Check Last-Modified before update tenant index
What this PR does
Update (download, unzip and parse) tenant index only if file has changed in storage (changed Last-Modified time). It is useful in case if we need low-latency block detection. With this changes we may use very short update intervals (ex. 1 second).
Checklist
- [ ] Tests updated
- [ ] Documentation added
- [ ]
CHANGELOG.mdupdated - the order of entries should be[CHANGE],[FEATURE],[ENHANCEMENT],[BUGFIX]
👋 Hi! Thanks for your interest in the project.
Could you share more details about your use case? I have some thoughts in random order, but I fundamentally don't understand the use case, so I would like to ear more about it first.
Random thoughts:
- Mimir has been designed to not require an up-to-date view over the bucket. What's your use case where you need it?
- The bucket index is updated by the compactor. Even if you reduce the blocks cleaner interval to 1s, it will realistically some time to update the bucket index. What's your expected max latency between when something change in the bucket and when queriers and store-gateways detect it?
- This PR introduces a S3 call to check the last modified, before actually reading the index. An S3 API call to fetch attributes (HEAD) is billed as a GET. Intra region bandwidth between S3 and compute machines is not billed, so costing wise there should be no difference (pretty much the same for other cloud providers). I assume the check on last modified has been introduced to reduce CPU utilization, but what's the actual impact? How many tenants do you have in your cluster?
Marco, Hi!
At first, thank you for the fast answer.
Your random thought number three is correct. In our case, mostly impact is on CPU usage.
Additional information for more understanding:
- We have 400+ tenants in our cluster
- Why we need low value for sync period?
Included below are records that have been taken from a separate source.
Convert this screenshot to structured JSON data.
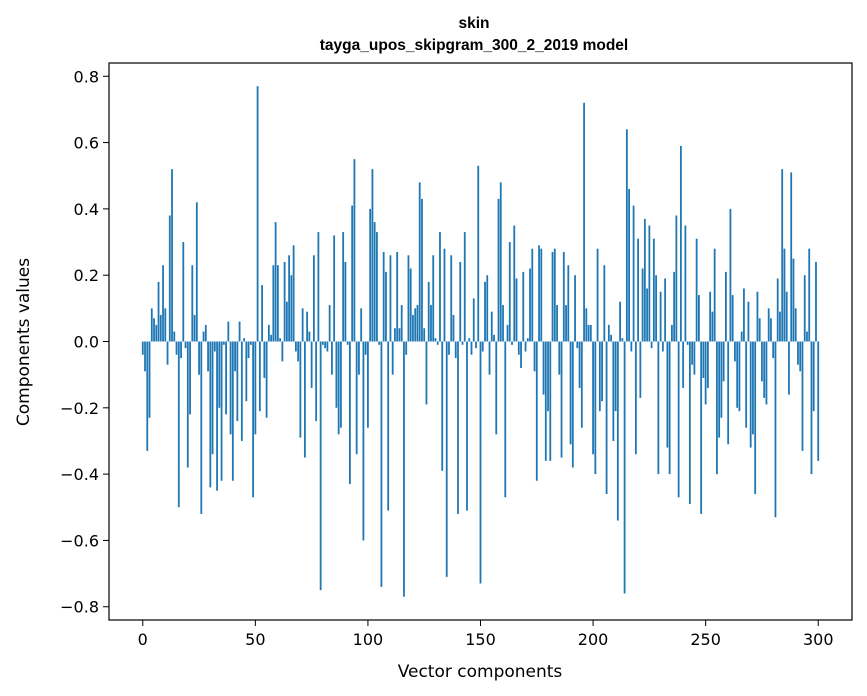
{
  "chart_data": {
    "type": "bar",
    "title": "skin",
    "subtitle": "tayga_upos_skipgram_300_2_2019 model",
    "xlabel": "Vector components",
    "ylabel": "Components values",
    "xlim": [
      -15,
      315
    ],
    "ylim": [
      -0.84,
      0.84
    ],
    "xticks": [
      0,
      50,
      100,
      150,
      200,
      250,
      300
    ],
    "xtick_labels": [
      "0",
      "50",
      "100",
      "150",
      "200",
      "250",
      "300"
    ],
    "yticks": [
      -0.8,
      -0.6,
      -0.4,
      -0.2,
      0.0,
      0.2,
      0.4,
      0.6,
      0.8
    ],
    "ytick_labels": [
      "−0.8",
      "−0.6",
      "−0.4",
      "−0.2",
      "0.0",
      "0.2",
      "0.4",
      "0.6",
      "0.8"
    ],
    "grid": false,
    "bar_color": "#1f77b4",
    "values": [
      -0.04,
      -0.09,
      -0.33,
      -0.23,
      0.1,
      0.07,
      0.05,
      0.18,
      0.08,
      0.23,
      0.1,
      -0.07,
      0.38,
      0.52,
      0.03,
      -0.04,
      -0.5,
      -0.05,
      0.3,
      -0.02,
      -0.38,
      -0.22,
      0.23,
      0.08,
      0.42,
      -0.1,
      -0.52,
      0.03,
      0.05,
      -0.09,
      -0.44,
      -0.34,
      -0.03,
      -0.45,
      -0.2,
      -0.42,
      -0.01,
      -0.22,
      0.06,
      -0.28,
      -0.42,
      -0.09,
      -0.24,
      0.06,
      -0.3,
      0.01,
      -0.18,
      -0.05,
      -0.01,
      -0.47,
      -0.28,
      0.77,
      -0.21,
      0.17,
      -0.11,
      -0.23,
      0.05,
      0.02,
      0.23,
      0.36,
      0.23,
      0.01,
      -0.06,
      0.24,
      0.12,
      0.26,
      0.2,
      0.29,
      -0.03,
      -0.06,
      -0.29,
      0.1,
      -0.35,
      0.09,
      0.03,
      -0.14,
      0.26,
      -0.24,
      0.33,
      -0.75,
      -0.01,
      -0.02,
      -0.03,
      0.11,
      -0.1,
      0.32,
      -0.2,
      -0.28,
      -0.26,
      0.33,
      0.24,
      -0.01,
      -0.43,
      0.41,
      0.55,
      -0.34,
      -0.1,
      0.1,
      -0.6,
      -0.04,
      -0.26,
      0.4,
      0.52,
      0.36,
      0.33,
      -0.01,
      -0.74,
      0.27,
      0.21,
      -0.51,
      0.26,
      -0.1,
      0.04,
      0.27,
      0.04,
      0.11,
      -0.77,
      -0.04,
      0.26,
      0.22,
      0.08,
      0.1,
      0.11,
      0.48,
      0.43,
      0.04,
      -0.19,
      0.18,
      0.11,
      0.26,
      0.01,
      -0.01,
      0.33,
      -0.39,
      0.28,
      -0.71,
      -0.04,
      0.26,
      0.08,
      -0.05,
      -0.52,
      0.24,
      -0.01,
      0.33,
      -0.51,
      0.01,
      -0.04,
      0.13,
      -0.02,
      0.53,
      -0.73,
      -0.03,
      0.18,
      0.2,
      -0.1,
      0.09,
      0.02,
      -0.28,
      0.43,
      0.48,
      0.11,
      -0.47,
      0.05,
      0.3,
      -0.01,
      0.35,
      0.19,
      -0.04,
      -0.08,
      0.21,
      -0.03,
      0.01,
      0.22,
      0.28,
      -0.09,
      -0.42,
      0.29,
      0.28,
      -0.16,
      -0.36,
      -0.21,
      -0.36,
      0.27,
      0.28,
      0.11,
      -0.1,
      -0.35,
      0.27,
      0.11,
      0.23,
      -0.31,
      -0.38,
      0.2,
      -0.02,
      -0.14,
      -0.26,
      0.72,
      0.1,
      0.05,
      0.05,
      -0.34,
      -0.4,
      0.28,
      -0.21,
      -0.18,
      0.23,
      -0.46,
      0.05,
      0.02,
      -0.3,
      -0.21,
      -0.54,
      0.12,
      0.01,
      -0.76,
      0.64,
      0.46,
      -0.03,
      0.41,
      -0.34,
      0.31,
      -0.17,
      0.22,
      0.37,
      0.16,
      0.35,
      -0.02,
      0.31,
      0.2,
      -0.4,
      0.15,
      -0.03,
      0.19,
      -0.32,
      -0.4,
      0.05,
      0.21,
      0.38,
      -0.47,
      0.59,
      -0.14,
      0.35,
      -0.01,
      -0.49,
      -0.07,
      -0.1,
      0.31,
      0.14,
      -0.52,
      -0.11,
      -0.19,
      -0.14,
      0.15,
      0.09,
      0.28,
      -0.4,
      -0.29,
      -0.23,
      -0.12,
      0.21,
      -0.31,
      0.4,
      0.14,
      -0.06,
      -0.2,
      -0.21,
      0.03,
      0.16,
      -0.26,
      0.12,
      -0.32,
      -0.28,
      -0.46,
      0.15,
      0.07,
      -0.12,
      -0.17,
      -0.19,
      0.1,
      0.07,
      -0.05,
      -0.53,
      0.19,
      0.09,
      0.52,
      0.28,
      0.15,
      -0.16,
      0.51,
      0.25,
      0.1,
      -0.07,
      -0.09,
      -0.33,
      0.2,
      0.03,
      0.28,
      -0.4,
      -0.21,
      0.24,
      -0.36
    ]
  }
}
We deliver blocks not only from ingesters. We have our own agent, and it can deliver metrics after long storage unavailability. It's uploads block into S3 directly. Because of this, for us, important low sync interval.
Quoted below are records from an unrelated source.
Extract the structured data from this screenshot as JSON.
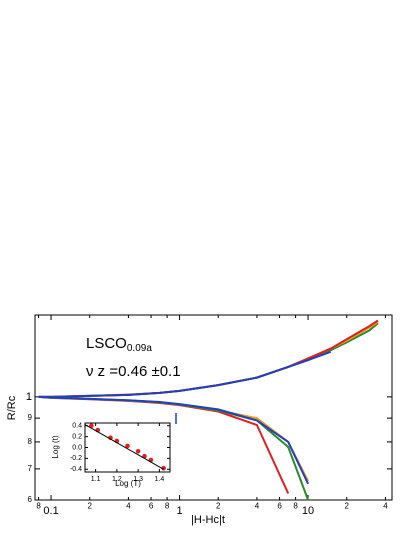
{
  "chart_data": [
    {
      "type": "line",
      "log_x": true,
      "log_y": true,
      "xlabel": "|H-Hc|t",
      "ylabel": "R/Rc",
      "annotations": [
        "LSCO",
        "0.09a",
        "ν z =0.46 ±0.1"
      ],
      "x": [
        0.08,
        0.1,
        0.2,
        0.4,
        0.7,
        1,
        2,
        4,
        7,
        10,
        15,
        20,
        30,
        35
      ],
      "xlim": [
        0.075,
        45
      ],
      "ylim": [
        0.6,
        1.5
      ],
      "xticks": [
        {
          "value": 0.08,
          "label": "8"
        },
        0.1,
        {
          "value": 0.2,
          "label": "2"
        },
        {
          "value": 0.4,
          "label": "4"
        },
        {
          "value": 0.6,
          "label": "6"
        },
        {
          "value": 0.8,
          "label": "8"
        },
        1,
        {
          "value": 2,
          "label": "2"
        },
        {
          "value": 4,
          "label": "4"
        },
        {
          "value": 6,
          "label": "6"
        },
        {
          "value": 8,
          "label": "8"
        },
        10,
        {
          "value": 20,
          "label": "2"
        },
        {
          "value": 40,
          "label": "4"
        }
      ],
      "yticks": [
        1,
        {
          "value": 0.9,
          "label": "9"
        },
        {
          "value": 0.8,
          "label": "8"
        },
        {
          "value": 0.7,
          "label": "7"
        },
        {
          "value": 0.6,
          "label": "6"
        }
      ],
      "series": [
        {
          "color": "#2a8a2a",
          "values": [
            1.0,
            1.0,
            1.005,
            1.01,
            1.02,
            1.03,
            1.06,
            1.1,
            1.16,
            1.2,
            1.26,
            1.31,
            1.39,
            1.44
          ]
        },
        {
          "color": "#f0a020",
          "values": [
            1.0,
            1.0,
            1.006,
            1.012,
            1.02,
            1.03,
            1.06,
            1.1,
            1.16,
            1.21,
            1.27,
            1.32,
            1.41,
            1.45
          ]
        },
        {
          "color": "#e02020",
          "values": [
            1.0,
            1.0,
            1.005,
            1.01,
            1.02,
            1.03,
            1.06,
            1.1,
            1.16,
            1.21,
            1.27,
            1.33,
            1.42,
            1.46
          ]
        },
        {
          "color": "#2040c0",
          "values": [
            1.0,
            1.0,
            1.005,
            1.01,
            1.02,
            1.03,
            1.06,
            1.1,
            1.16,
            1.2,
            1.25,
            null,
            null,
            null
          ]
        },
        {
          "color": "#e02020",
          "values": [
            1.0,
            0.995,
            0.988,
            0.98,
            0.97,
            0.96,
            0.93,
            0.87,
            0.62,
            null,
            null,
            null,
            null,
            null
          ]
        },
        {
          "color": "#f0a020",
          "values": [
            1.0,
            0.996,
            0.99,
            0.982,
            0.973,
            0.963,
            0.935,
            0.9,
            0.8,
            0.66,
            null,
            null,
            null,
            null
          ]
        },
        {
          "color": "#2a8a2a",
          "values": [
            1.0,
            0.996,
            0.99,
            0.982,
            0.973,
            0.963,
            0.935,
            0.89,
            0.78,
            0.6,
            null,
            null,
            null,
            null
          ]
        },
        {
          "color": "#2040c0",
          "values": [
            1.0,
            0.997,
            0.99,
            0.983,
            0.975,
            0.965,
            0.94,
            0.89,
            0.8,
            0.65,
            null,
            null,
            null,
            null
          ]
        }
      ]
    },
    {
      "type": "scatter",
      "xlabel": "Log (T)",
      "ylabel": "Log (t)",
      "xlim": [
        1.05,
        1.45
      ],
      "ylim": [
        -0.45,
        0.45
      ],
      "xticks": [
        1.1,
        1.2,
        1.3,
        1.4
      ],
      "yticks": [
        0.4,
        0.2,
        {
          "value": 0,
          "label": "0.0"
        },
        -0.2,
        -0.4
      ],
      "series": [
        {
          "color": "#e02020",
          "mode": "markers",
          "x": [
            1.08,
            1.11,
            1.17,
            1.2,
            1.25,
            1.3,
            1.33,
            1.36,
            1.42
          ],
          "values": [
            0.4,
            0.32,
            0.18,
            0.12,
            0.03,
            -0.07,
            -0.16,
            -0.23,
            -0.38
          ]
        },
        {
          "color": "#000000",
          "mode": "line",
          "x": [
            1.05,
            1.42
          ],
          "values": [
            0.42,
            -0.4
          ]
        }
      ]
    }
  ]
}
We understand that we describe a corner case, and this PR doesn't have any improvement in most of the cases, but it can reduce resources utilization in some cases. And, also, it doesn't require any additional support in future time.
I think that it could be flag or config defined behaviour.
Thanks for providing more details.
We have our own agent, and it can deliver metrics after long storage unavailability. It's uploads block into S3 directly
If the agent deliver metrics "after long storage unavailability" is that critical to have these metrics available for querying 1 second after the block has been uploaded?
Because of this, for us, important low sync interval.
Could you share some numbers to let me further understand your use case, please?
- How low the sync interval is expected?
- What value you set for
-compactor.cleanup-interval? - If you build this PR and deploy it to a querier or store-gateway, what's the drop in CPU utilization?
Thanks!
- What value you set for -compactor.cleanup-interval?
1 minute. So
- How low the sync interval is expected?
We expect sub 2 minutes data availability (we use 1 minute point intervals).
- If you build this PR and deploy it to a querier or store-gateway, what's the drop in CPU utilization?
Will provide numbers in closest time
We found that storage gateway doesn't use bucketindex.Loader, so for now this changes doesn't improve performance in our case. We need more research. I'll back with new information soon.
We've got 2x decrease CPU usage after using index loader (with last-modified check) in store-gateway:

To make all checks pass again, please rebase this PR on top of main. Thank you.
The CHANGELOG has just been cut to prepare for the next Mimir release. Please rebase main and eventually move the CHANGELOG entry added / updated in this PR to the top of the CHANGELOG document. Thanks!